Spain: Montes de León & Sierra de la Cabrera

Route: Ponferrada – Truchas – Puabla de Sanabria – Rio de Onor
Route Montes Leon
Route over the Montes de León & Sierra de la Cabrera.

From El Rasadero, the last village before Ponferrade, and a bit higher up, you have a good view point to the city. I’ve been here a couple of times before, it is a nice town.  The world championship cycling was held here in 2014 and as everybody remembers, Michal Kwiatkowski became champion here.

In Spain nowadays, all churches are closed. And if they are not, you have to pay an entrance fee. That’s a big difference with the Bhuddist temples in Southeast Asia which I can always visit.

Ponferrada Basilca is the first church since I entered Spain, about a thousand kilometer ago that’s open and free to enter. I wonder the reason for closing the churches.

Stealing ?

Vandalism ?

Something else ?

Basílica Nuestra Señora de la Encina
Inside the basilica.
Castillo de los Templarios (Castle of the Templars)

The Decathlon in Ponferrada is the worst stocked Decathlon shop I’ve ever seen. They had almost nothing. Also not a new solar panel (I’ve lost mine outside La Pola).

Ponferrada is also on the major camino de Santiago route (the Camino Frances) but this time, I only saw two ‘pilgrims’ hiking into town. What difference to other years. 2020 is probably the best year to do your Santiago trip if you ever wished to do it.

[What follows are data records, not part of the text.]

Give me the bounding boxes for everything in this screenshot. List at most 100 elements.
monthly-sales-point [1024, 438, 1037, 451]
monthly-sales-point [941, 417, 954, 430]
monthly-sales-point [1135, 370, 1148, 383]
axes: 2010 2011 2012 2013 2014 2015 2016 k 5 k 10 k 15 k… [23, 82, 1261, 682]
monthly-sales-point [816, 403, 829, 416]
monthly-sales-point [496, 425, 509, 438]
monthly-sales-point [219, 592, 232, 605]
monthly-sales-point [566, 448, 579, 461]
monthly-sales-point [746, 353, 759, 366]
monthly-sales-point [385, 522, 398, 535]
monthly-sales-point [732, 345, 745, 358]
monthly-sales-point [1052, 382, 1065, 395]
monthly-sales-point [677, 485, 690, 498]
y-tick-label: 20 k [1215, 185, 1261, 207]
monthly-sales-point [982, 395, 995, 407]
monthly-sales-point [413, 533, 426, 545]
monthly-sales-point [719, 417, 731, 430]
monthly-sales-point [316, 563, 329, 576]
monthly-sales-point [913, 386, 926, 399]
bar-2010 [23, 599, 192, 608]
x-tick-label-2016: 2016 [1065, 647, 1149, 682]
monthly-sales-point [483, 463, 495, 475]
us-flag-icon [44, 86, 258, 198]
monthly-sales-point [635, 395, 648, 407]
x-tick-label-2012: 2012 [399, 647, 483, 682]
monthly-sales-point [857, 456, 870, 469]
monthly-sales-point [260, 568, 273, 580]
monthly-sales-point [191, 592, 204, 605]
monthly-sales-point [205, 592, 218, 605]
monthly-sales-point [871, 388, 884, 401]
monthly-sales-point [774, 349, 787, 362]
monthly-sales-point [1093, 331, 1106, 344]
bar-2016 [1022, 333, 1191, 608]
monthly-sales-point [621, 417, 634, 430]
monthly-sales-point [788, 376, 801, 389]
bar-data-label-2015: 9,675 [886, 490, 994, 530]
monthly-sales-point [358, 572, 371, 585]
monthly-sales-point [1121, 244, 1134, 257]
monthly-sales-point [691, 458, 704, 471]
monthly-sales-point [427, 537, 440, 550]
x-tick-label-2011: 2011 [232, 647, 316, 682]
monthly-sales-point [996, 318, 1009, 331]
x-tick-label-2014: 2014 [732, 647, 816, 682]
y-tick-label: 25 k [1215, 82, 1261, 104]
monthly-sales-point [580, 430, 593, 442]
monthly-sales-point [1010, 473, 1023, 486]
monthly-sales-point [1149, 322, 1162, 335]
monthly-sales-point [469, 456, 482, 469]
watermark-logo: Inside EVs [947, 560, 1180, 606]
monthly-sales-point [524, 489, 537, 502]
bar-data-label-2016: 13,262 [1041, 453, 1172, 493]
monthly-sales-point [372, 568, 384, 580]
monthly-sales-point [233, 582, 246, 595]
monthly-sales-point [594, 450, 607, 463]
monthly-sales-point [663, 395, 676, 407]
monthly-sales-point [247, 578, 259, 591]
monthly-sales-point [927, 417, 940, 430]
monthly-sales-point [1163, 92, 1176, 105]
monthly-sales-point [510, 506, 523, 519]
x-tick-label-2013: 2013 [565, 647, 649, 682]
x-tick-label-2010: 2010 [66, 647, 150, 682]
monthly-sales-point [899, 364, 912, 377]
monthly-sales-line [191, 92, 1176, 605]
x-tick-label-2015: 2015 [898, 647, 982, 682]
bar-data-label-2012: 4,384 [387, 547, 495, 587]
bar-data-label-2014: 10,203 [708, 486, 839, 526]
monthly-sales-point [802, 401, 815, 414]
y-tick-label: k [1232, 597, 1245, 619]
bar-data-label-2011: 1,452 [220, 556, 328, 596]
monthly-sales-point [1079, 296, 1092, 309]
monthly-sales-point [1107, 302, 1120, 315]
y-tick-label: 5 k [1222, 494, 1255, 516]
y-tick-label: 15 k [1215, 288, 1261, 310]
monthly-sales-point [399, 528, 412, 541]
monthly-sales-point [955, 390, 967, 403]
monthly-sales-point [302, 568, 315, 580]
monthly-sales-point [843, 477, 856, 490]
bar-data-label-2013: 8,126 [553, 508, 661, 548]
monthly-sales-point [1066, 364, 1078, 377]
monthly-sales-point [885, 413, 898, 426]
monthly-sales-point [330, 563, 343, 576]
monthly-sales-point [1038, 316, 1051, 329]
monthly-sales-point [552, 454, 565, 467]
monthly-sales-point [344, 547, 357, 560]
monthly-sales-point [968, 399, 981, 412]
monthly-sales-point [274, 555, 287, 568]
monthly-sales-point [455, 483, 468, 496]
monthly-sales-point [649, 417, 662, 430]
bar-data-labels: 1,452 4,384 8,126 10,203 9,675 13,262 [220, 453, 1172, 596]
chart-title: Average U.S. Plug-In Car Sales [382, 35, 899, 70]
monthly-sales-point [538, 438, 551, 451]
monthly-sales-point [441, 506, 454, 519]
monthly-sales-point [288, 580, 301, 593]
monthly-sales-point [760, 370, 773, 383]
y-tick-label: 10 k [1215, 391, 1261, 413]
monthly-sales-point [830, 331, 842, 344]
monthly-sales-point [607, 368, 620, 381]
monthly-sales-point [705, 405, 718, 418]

Well, I’m not heading west to Santiago de Compostella. I’m going south, up and over the Montes de Leon. Since many years I had seen this one road going through the mountains and always wanted to take it once.

But mon dieu, what a steep climb it is.

From Villar de los Barrios, the road goes almost continuously steep up between 10 and 13% until you are well beyond San Cristobal de Valdueza, one of the most perfect villages I have ever seen. All buildings are in a perfect state.

Ermito del Santo Cristo at the entrance of Villar de los Barrios, the headquarters of the brotherhood of the Vera Cruz, one of the oldest in Spain, constituted before 1522. This building was rebuilt in 1627.
Excellent camping spot on my (steeeeep) way out of Ponferrada.
Views from my campsite back to Ponferrada and towards the mountains i’m coming from..
Nice sunset.

Up, up, up it goes. Less steep towards the first pass, Alto del Morredero (1.750 m).

A bit further, I pass Alto de los Portillinas (officially 1.905 m, but I had a bit less on the gps). From here you ride a while along the ridge on an almost flat road towards a final push at 1.955 meter, an unnamed highest point on the climb. This climb surely belongs in the row of Mont Ventoux or Tourmalet, that’s how long and hard it is.









At the top of the Montes de Leon, looking towards the next range I have to tackle, the Sierra de la Cabrera.

The downhill is less steep, around 8%

Just before the village of Truchas, I find a nice spot between the trees and next to the Eria River to pitch the tent. I could take the main road from here via Castrocontrigo and drive around the Sierra de la Cabrera but my map shows one small road over this range that reaches a high point at the Alto del Penon (1.840 m asl). Seems much more exciting than that main road.

Old church with old lady.


Well, exciting it was. And hard ! I really suffered. Then I made a mistake to ride too long and couldn’t find a real good camping spot anymore before Puebla de Sanabria. I was hoping to find something on the off-road stretch between El Puente de Sanabria and Puebla de Sanabria, but nothing there.

Climbing up the Sierra de la Cabrera.
Some parts suffered from a fire.
On the downhill from the Sierra de la Cabrera.
Rio Tera before Puebla de Sanabria.

Puebla de Sanabria….here my route crosses with my route of 2017, when I rode from the south towards Santiago the Compostella. It is a very touristic village.

Puebla de Sanabria








House of the Abbot.
Lots of work, watering the plants every day 🙂

If you thought that after the Montes the Leon and after the Sierra de la Cabrera, all was clear to reach the Portugese border, you’re wrong. The Sierra de la Culebra still awaits me. Luckily, it’s just rolling hills, compared to the ranges I have behind me. Apparently it’s the best place in Europe to see wolves in the wild. I didn’t see any….

I crossed the border to Portugal in the small village of Rio de Onor.